Он не сразу отстранился от нее, и Лике уже стало казаться, что все будет хорошо, все страхи и проблемы были позади. Но нервное трепетание стрекозы вернулось, как только Доминик выпрямился и перестал ее обнимать. Он все еще держал ее лицо в своих руках, когда дверь кабинета открылась и ненавистный доктор появился на пороге. Вероятно, он намеревался куда-то идти, но увидев их двоих, передумал. Он не потрудился даже спросить, почему Лика все еще сидит в коридоре поликлиники, и к тому же с зареванным лицом. Ничего удивительного он в этом как будто не видел. Его орлиный взгляд скользнул по Доминику, и уголки его тонкого рта еле заметно подскочили вверх, выдавая то, как у доктора невольно сжались зубы. Психотерапевт развернулся и скрылся в своем кабинете.

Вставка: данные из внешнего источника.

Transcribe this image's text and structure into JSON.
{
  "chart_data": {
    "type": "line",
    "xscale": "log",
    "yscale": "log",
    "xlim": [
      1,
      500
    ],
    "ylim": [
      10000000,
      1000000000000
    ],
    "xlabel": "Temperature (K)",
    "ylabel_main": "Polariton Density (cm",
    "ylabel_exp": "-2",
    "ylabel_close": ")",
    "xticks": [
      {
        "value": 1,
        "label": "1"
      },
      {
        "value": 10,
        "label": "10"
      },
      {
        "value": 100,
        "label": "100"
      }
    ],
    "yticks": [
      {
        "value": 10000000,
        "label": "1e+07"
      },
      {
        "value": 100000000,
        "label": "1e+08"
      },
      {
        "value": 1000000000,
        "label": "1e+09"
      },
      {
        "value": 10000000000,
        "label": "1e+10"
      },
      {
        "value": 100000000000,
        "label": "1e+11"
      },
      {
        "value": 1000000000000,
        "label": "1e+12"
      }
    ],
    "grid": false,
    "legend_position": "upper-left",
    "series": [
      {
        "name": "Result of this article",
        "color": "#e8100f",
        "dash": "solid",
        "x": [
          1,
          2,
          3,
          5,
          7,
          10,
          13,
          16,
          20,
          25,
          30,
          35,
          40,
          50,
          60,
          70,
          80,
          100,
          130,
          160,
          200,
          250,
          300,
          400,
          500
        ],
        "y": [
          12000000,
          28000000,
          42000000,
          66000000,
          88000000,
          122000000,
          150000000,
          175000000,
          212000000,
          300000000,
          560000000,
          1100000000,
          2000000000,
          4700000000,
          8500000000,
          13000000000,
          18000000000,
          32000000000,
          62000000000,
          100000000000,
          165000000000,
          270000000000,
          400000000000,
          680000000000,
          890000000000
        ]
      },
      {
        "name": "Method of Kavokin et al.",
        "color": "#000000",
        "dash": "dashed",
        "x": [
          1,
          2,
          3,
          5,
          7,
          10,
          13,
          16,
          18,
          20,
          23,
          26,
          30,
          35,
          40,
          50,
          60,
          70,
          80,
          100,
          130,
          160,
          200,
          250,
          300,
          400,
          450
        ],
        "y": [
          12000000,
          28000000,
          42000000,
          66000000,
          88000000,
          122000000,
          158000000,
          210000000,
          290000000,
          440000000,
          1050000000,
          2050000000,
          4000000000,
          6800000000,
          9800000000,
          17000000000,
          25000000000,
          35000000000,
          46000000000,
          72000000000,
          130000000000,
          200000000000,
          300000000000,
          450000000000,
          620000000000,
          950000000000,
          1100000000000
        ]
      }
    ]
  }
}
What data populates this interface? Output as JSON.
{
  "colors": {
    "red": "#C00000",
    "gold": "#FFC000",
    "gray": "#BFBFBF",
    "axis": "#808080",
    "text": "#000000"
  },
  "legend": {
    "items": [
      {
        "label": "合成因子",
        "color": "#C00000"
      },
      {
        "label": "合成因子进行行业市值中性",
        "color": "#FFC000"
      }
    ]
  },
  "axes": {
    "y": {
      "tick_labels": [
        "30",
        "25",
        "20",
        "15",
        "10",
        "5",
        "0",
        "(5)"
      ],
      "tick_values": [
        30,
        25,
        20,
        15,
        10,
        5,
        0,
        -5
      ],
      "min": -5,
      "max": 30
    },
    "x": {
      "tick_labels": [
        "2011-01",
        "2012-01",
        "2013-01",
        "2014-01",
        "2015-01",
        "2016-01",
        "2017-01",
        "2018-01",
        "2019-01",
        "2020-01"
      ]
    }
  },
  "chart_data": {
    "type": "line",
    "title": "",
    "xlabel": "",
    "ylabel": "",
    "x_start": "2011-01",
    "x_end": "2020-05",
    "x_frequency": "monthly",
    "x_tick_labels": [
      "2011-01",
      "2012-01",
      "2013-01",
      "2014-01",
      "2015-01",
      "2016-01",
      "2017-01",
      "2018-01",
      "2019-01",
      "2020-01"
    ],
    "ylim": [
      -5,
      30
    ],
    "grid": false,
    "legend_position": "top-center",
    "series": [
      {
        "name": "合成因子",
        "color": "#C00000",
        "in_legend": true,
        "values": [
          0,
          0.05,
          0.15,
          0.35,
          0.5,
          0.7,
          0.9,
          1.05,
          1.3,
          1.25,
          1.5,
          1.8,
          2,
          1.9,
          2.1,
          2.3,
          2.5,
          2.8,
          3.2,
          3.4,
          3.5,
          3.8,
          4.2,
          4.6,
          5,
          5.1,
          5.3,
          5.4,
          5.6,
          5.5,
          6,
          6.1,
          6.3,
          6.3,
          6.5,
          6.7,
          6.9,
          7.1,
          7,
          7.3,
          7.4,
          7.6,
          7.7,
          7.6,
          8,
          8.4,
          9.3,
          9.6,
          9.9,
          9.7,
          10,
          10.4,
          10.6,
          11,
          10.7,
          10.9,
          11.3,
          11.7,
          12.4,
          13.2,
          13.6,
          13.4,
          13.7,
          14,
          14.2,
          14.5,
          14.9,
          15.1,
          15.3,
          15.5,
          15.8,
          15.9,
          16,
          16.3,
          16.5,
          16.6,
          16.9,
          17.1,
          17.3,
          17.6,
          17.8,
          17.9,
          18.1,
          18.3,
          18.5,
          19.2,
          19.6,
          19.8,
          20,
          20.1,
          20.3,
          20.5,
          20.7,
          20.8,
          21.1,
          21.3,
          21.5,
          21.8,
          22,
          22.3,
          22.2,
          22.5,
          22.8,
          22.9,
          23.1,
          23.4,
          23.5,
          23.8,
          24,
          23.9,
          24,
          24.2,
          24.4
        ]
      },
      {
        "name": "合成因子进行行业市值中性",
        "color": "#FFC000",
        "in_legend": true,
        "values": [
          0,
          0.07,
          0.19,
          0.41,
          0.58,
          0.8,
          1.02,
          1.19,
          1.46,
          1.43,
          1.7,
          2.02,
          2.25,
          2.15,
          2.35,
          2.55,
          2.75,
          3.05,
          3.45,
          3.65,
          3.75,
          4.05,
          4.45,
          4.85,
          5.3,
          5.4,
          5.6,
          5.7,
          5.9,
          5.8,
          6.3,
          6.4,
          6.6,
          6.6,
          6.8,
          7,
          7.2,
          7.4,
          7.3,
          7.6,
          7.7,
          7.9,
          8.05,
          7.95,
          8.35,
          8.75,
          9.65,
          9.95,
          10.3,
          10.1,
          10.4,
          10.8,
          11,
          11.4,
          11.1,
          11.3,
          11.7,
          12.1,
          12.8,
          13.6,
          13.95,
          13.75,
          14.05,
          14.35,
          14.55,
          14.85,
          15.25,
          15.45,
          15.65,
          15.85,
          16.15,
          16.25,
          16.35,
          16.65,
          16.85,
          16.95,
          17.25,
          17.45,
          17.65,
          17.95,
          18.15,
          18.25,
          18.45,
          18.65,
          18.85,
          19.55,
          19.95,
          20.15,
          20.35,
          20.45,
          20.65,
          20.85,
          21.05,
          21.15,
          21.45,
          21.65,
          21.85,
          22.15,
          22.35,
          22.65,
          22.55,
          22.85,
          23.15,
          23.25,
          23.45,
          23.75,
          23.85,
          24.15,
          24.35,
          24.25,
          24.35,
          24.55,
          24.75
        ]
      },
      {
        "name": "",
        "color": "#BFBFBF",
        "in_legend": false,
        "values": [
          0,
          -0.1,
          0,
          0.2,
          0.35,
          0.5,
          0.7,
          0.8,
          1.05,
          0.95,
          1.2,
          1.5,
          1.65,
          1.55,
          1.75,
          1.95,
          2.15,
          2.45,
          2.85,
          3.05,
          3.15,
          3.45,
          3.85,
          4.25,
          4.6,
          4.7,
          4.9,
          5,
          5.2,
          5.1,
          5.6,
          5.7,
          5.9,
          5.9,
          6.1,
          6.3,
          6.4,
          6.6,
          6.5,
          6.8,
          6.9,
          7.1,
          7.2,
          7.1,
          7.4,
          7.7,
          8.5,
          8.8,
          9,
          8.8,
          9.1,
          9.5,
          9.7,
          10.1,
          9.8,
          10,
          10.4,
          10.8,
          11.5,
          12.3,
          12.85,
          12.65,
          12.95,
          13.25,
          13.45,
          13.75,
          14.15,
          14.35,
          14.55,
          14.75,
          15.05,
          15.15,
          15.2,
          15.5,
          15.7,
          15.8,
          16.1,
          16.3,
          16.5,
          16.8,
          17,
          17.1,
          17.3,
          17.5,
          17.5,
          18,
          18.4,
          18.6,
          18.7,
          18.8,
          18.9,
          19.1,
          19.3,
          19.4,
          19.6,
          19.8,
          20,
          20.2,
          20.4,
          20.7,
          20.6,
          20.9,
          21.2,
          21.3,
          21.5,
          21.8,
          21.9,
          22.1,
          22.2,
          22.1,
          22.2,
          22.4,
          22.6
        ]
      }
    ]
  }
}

- Он не отдал зеркало, верно? - задумчиво спросил Доминик.
- Верно, - вздохнула Лика. - Только теперь она поняла, почему расплакалась. Все из-за бабушкиного зеркала. С чего бы ей еще рыдать? Правда, было все равно стыдно.
Лика немного отодвинулась от Доминика и стала вытирать лицо ладонями.
- В следующий раз заберу.
Парень не ответил. Он смотрел на нее как на ребенка, который сам того не зная, попал в очень опасную игру, и все, что ему остается - это растирать кулачками пролитые по пустякам слезы, потому что, знай он правду, оцепенел бы от страха.